Sucky Blogging Breakfast Club!

I’m telling you, I’m busy.

Today TMC and I are busy together.

The Hermione Sails Into New York Harbor, Cannons Blazing

By JENNIFER SCHUESSLER, The New York Times

JULY 1, 2015

The last time a boat sailed into New York Harbor bearing the Marquis de Lafayette, the arrival touched off a frenzy that would put Beatlemania to shame.

The year was 1824, and some 50,000 people – roughly a third of New York’s population – lined the streets for a glimpse of Lafayette, the “French founding father,” who was visiting the United States as part of a 13-month triumphal tour of the nation he had helped liberate nearly a half-century earlier.



Marie-Joseph Paul Yves Roch Gilbert du Motier de Lafayette, a staggeringly wealthy provincial aristocrat who had married into one of France’s grandest families, was only 19 when he first landed in America, in 1777, having sailed across the ocean on his own dime to support the Revolution, in defiance of Louis XVI. He became a major general and something of an adopted son to Washington. After fighting at the Battles of Brandywine (where he was wounded) and Rhode Island, he returned to France, where he successfully persuaded the king to lend troops to the American cause.

While passed over as commander in favor of Rochambeau, Lafayette was sent ahead on the Hermione in May 1780 to personally inform Washington that a half-dozen ships and some 5,000 French troops were on their way. That support helped turn the tide of the Revolution.

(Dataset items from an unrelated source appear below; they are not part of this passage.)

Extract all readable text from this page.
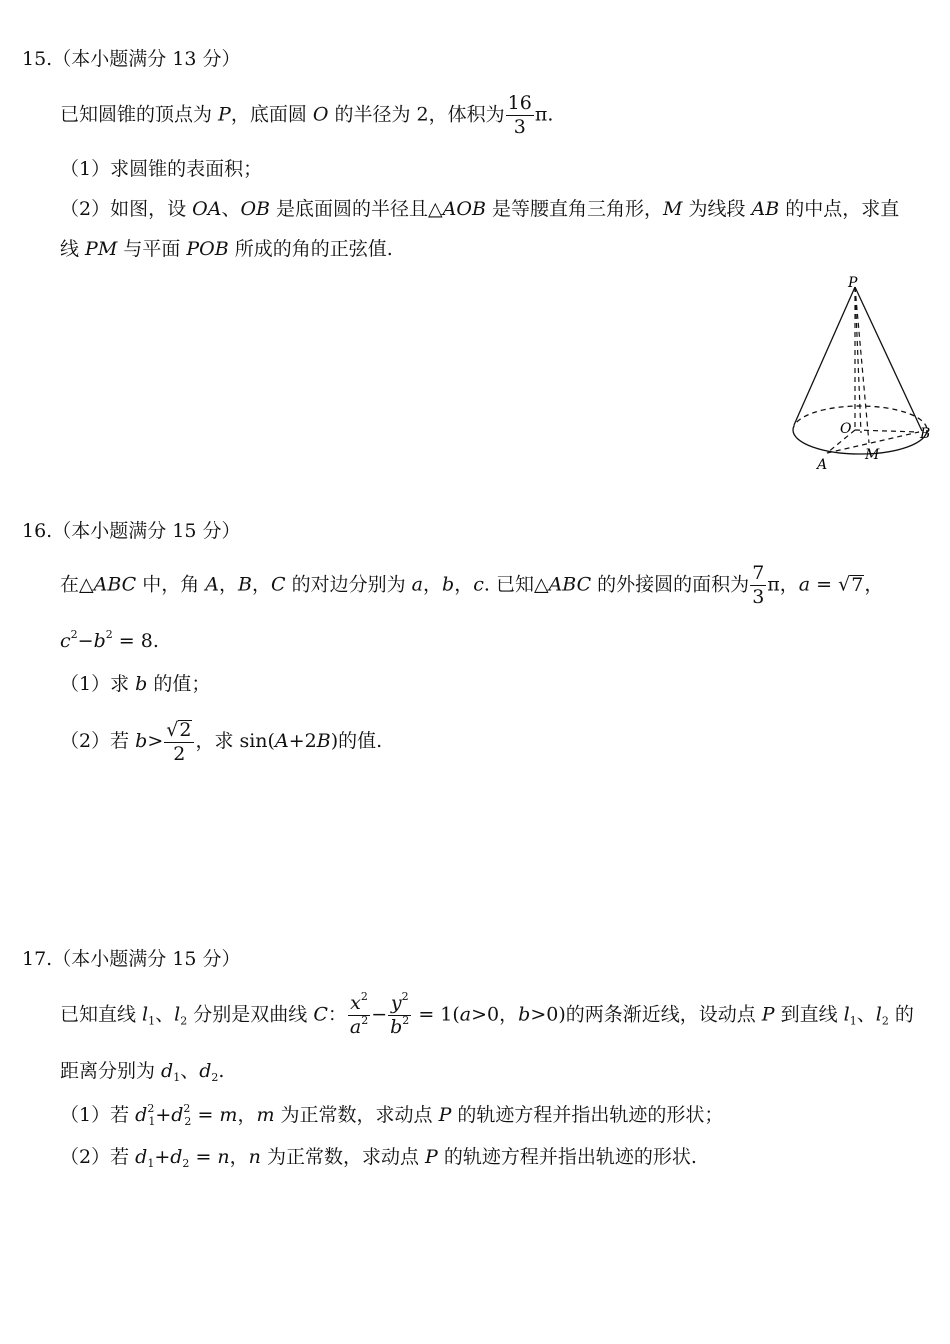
15.（本小题满分 13 分）
已知圆锥的顶点为 P，底面圆 O 的半径为 2，体积为 $\frac{16}{3} \pi$.
（1）求圆锥的表面积；
（2）如图，设 OA、OB 是底面圆的半径且△AOB 是等腰直角三角形，M 为线段 AB 的中点，求直
线 PM 与平面 POB 所成的角的正弦值.
P
O	B
A
M
16.（本小题满分 15 分）
在△ABC 中，角 A，B，C 的对边分别为 a，b，c. 已知△ABC 的外接圆的面积为 $\frac{7}{3}$ π，a = √7，
$c^2-b^2 = 8$.
（1）求 b 的值；
（2）若 $b> \frac{√2}{2}$ ，求 sin(A+2B)的值.
17.（本小题满分 15 分）
已知直线 $l_1$、$l_2$ 分别是双曲线 C： $\frac{x^2}{a^2} - \frac{y^2}{b^2} = 1(a>0$，b>0)的两条渐近线，设动点 P 到直线 $l_1$、$l_2$ 的
距离分别为 $d_1$、$d_2$.
（1）若 $d^2_1+d^2_2 = m$，m 为正常数，求动点 P 的轨迹方程并指出轨迹的形状；
（2）若 $d_1+d_2 = n$，n 为正常数，求动点 P 的轨迹方程并指出轨迹的形状.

“If America forgets its independence was due to French military assistance, that would be a sad thing,” Miles Young, the New York-based worldwide chairman and chief executive of Ogilvy & Mather and the president of the Friends of Hermione-Lafayette in America, said last week.



The drawings for the original ship had been lost, so shipbuilders in Rochefort, on the west coast of France, worked from those of a sister ship held in British Admiralty archives.

The hull and masts were constructed from 2,000 French oaks. Each stitch in the 19 linen sails was sewn by a single sailmaker, and rigged by a team from Sweden. In all, the project involved about 400,000 wood and traditionally forged metal parts.

“It’s completely mad to build an 18th-century frigate with this kind of almost religious authenticity,” Mr. Young said.

I would like to say more about the Marquis de Lafayette and probably will at some point, but I just got back this evening from another meeting of the Gilmores that was, umm…, not to be missed and there are several more this summer.

Likewise TMC will be visiting with her family over the 4th and today is the only time we can do this.  Besides, she tells me that the 4th in the City is a cruel joke on anyone who wants to get anywhere at all.

So no news except the personal kind.  Saturday the 4th we will be celebrating the 5th anniversary of The Stars Hollow Gazette, the start of Le Tour, and the 2015 Women’s World Cup Consolation Match.  Sunday will be Silverstone, Day 2 of Le Tour, and the 2015 Women’s World Cup Final.

Plus the normal non-sense.  I’m busy!